The darkest side of The Rolling Stones has been their toying with satanic and demonic notions. Mick Jagger has consciously taken an anti-Christ position, causing the label “Satan’s Jesters” to be applied to the group. In the late 60s era of flower power and love children the Stones released an album entitled Their Satanic Majesties Request that, by its art work, appeared to be dedicated to Satan. On a later album, “Sympathy for the Devil” called for another look at the evil power behind earthly activities. The Devil is depicted as a “man of wealth and taste” who has presided over world history. He was there when Jesus had his “moment of doubt and faith” and made sure that Pilate “washed his hands to seal his fate.” He was on the scene when the Tsar was toppled in the Russian Revolution and rode with Hitler’s tanks through Europe. The song asks that those people who meet Satan treat him with respect and sympathy or else have their souls “laid to waste.” Written in the first person and sung by Mick Jagger, the words and music take on an eerie, evil mood. It was during this particular song that a man was killed at one of their concerts; Jagger said that something funny always happens when the group sings that song. For a couple of years it was left out of the Stones’s concerts. This evil imagery is picked up again in “Sway” where a “demon life” has people in its sway. “Dancing With Mr. D.” describes a graveyard meeting with the Devil that, though toying with satanic worship, requests that the Lord keep his hand on the situation. “All Down the Line” also seeks a righteous or rescuing presence to be on hand: “I need a sanctified girl/With a sanctified mind to help me now,/I need a shot of salvation,/Baby, once in a while.” This acceptance of evil as the permanent nature of man coupled with satanism adds to the image of The Rolling Stones as vulgar, coarse, and perverted.

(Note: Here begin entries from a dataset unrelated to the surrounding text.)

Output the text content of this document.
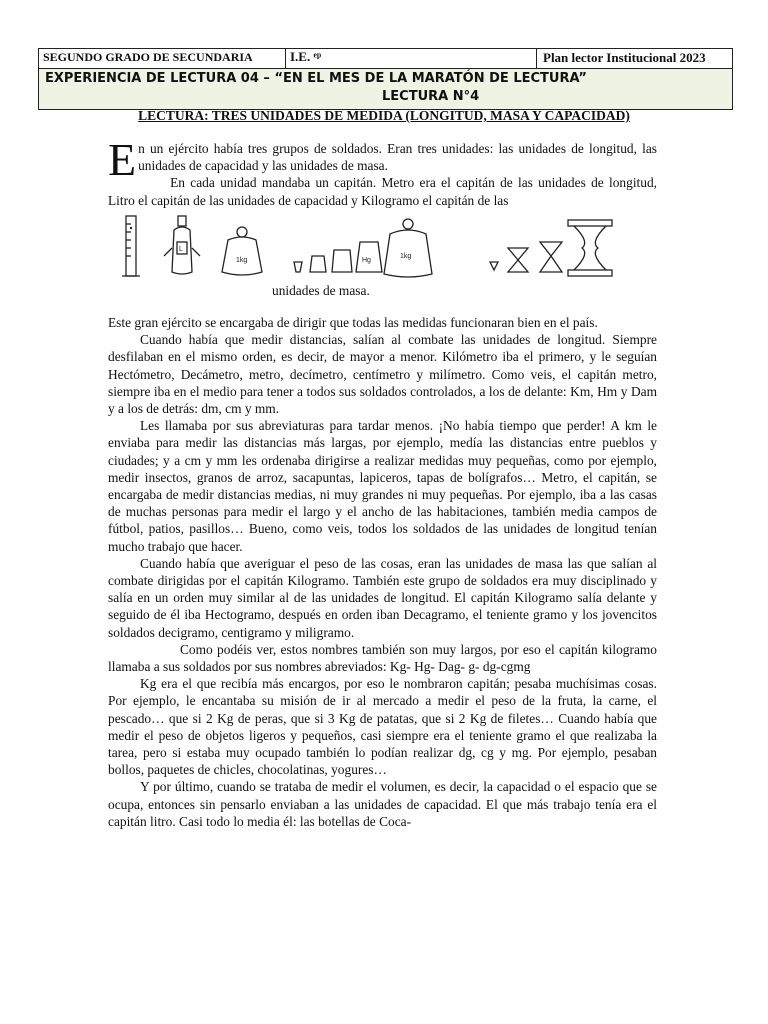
SEGUNDO GRADO DE SECUNDARIA	I.E. ᵉᵖ	Plan lector Institucional 2023
EXPERIENCIA DE LECTURA 04 – “EN EL MES DE LA MARATÓN DE LECTURA”
LECTURA N°4
LECTURA: TRES UNIDADES DE MEDIDA (LONGITUD, MASA Y CAPACIDAD)

En un ejército había tres grupos de soldados. Eran tres unidades: las unidades de longitud, las unidades de capacidad y las unidades de masa.

En cada unidad mandaba un capitán. Metro era el capitán de las unidades de longitud, Litro el capitán de las unidades de capacidad y Kilogramo el capitán de las

L
1kg	Hg
1kg
unidades de masa.

Este gran ejército se encargaba de dirigir que todas las medidas funcionaran bien en el país.

Cuando había que medir distancias, salían al combate las unidades de longitud. Siempre desfilaban en el mismo orden, es decir, de mayor a menor. Kilómetro iba el primero, y le seguían Hectómetro, Decámetro, metro, decímetro, centímetro y milímetro. Como veis, el capitán metro, siempre iba en el medio para tener a todos sus soldados controlados, a los de delante: Km, Hm y Dam y a los de detrás: dm, cm y mm.

Les llamaba por sus abreviaturas para tardar menos. ¡No había tiempo que perder! A km le enviaba para medir las distancias más largas, por ejemplo, medía las distancias entre pueblos y ciudades; y a cm y mm les ordenaba dirigirse a realizar medidas muy pequeñas, como por ejemplo, medir insectos, granos de arroz, sacapuntas, lapiceros, tapas de bolígrafos… Metro, el capitán, se encargaba de medir distancias medias, ni muy grandes ni muy pequeñas. Por ejemplo, iba a las casas de muchas personas para medir el largo y el ancho de las habitaciones, también media campos de fútbol, patios, pasillos… Bueno, como veis, todos los soldados de las unidades de longitud tenían mucho trabajo que hacer.

Cuando había que averiguar el peso de las cosas, eran las unidades de masa las que salían al combate dirigidas por el capitán Kilogramo. También este grupo de soldados era muy disciplinado y salía en un orden muy similar al de las unidades de longitud. El capitán Kilogramo salía delante y seguido de él iba Hectogramo, después en orden iban Decagramo, el teniente gramo y los jovencitos soldados decigramo, centigramo y miligramo.

Como podéis ver, estos nombres también son muy largos, por eso el capitán kilogramo llamaba a sus soldados por sus nombres abreviados: Kg- Hg- Dag- g- dg-cgmg

Kg era el que recibía más encargos, por eso le nombraron capitán; pesaba muchísimas cosas. Por ejemplo, le encantaba su misión de ir al mercado a medir el peso de la fruta, la carne, el pescado… que si 2 Kg de peras, que si 3 Kg de patatas, que si 2 Kg de filetes… Cuando había que medir el peso de objetos ligeros y pequeños, casi siempre era el teniente gramo el que realizaba la tarea, pero si estaba muy ocupado también lo podían realizar dg, cg y mg. Por ejemplo, pesaban bollos, paquetes de chicles, chocolatinas, yogures…

Y por último, cuando se trataba de medir el volumen, es decir, la capacidad o el espacio que se ocupa, entonces sin pensarlo enviaban a las unidades de capacidad. El que más trabajo tenía era el capitán litro. Casi todo lo media él: las botellas de Coca-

Their references to Christianity are few. In “Prodigal Son” the Bible story is twisted. When the wayward son returns it is the father who falls down to beg forgiveness. A recent song, “Crazy Mama,” belittles Christianity: “Well your old time religion is just superstition.” Clearly Christianity has been rejected by the group. And no group in rock music today has so consistently cultivated a more adolescent anti-Christian image than The Rolling Stones. How long can they survive into middle age?
Daniel J. Evearitt is a graduate student at Drew University.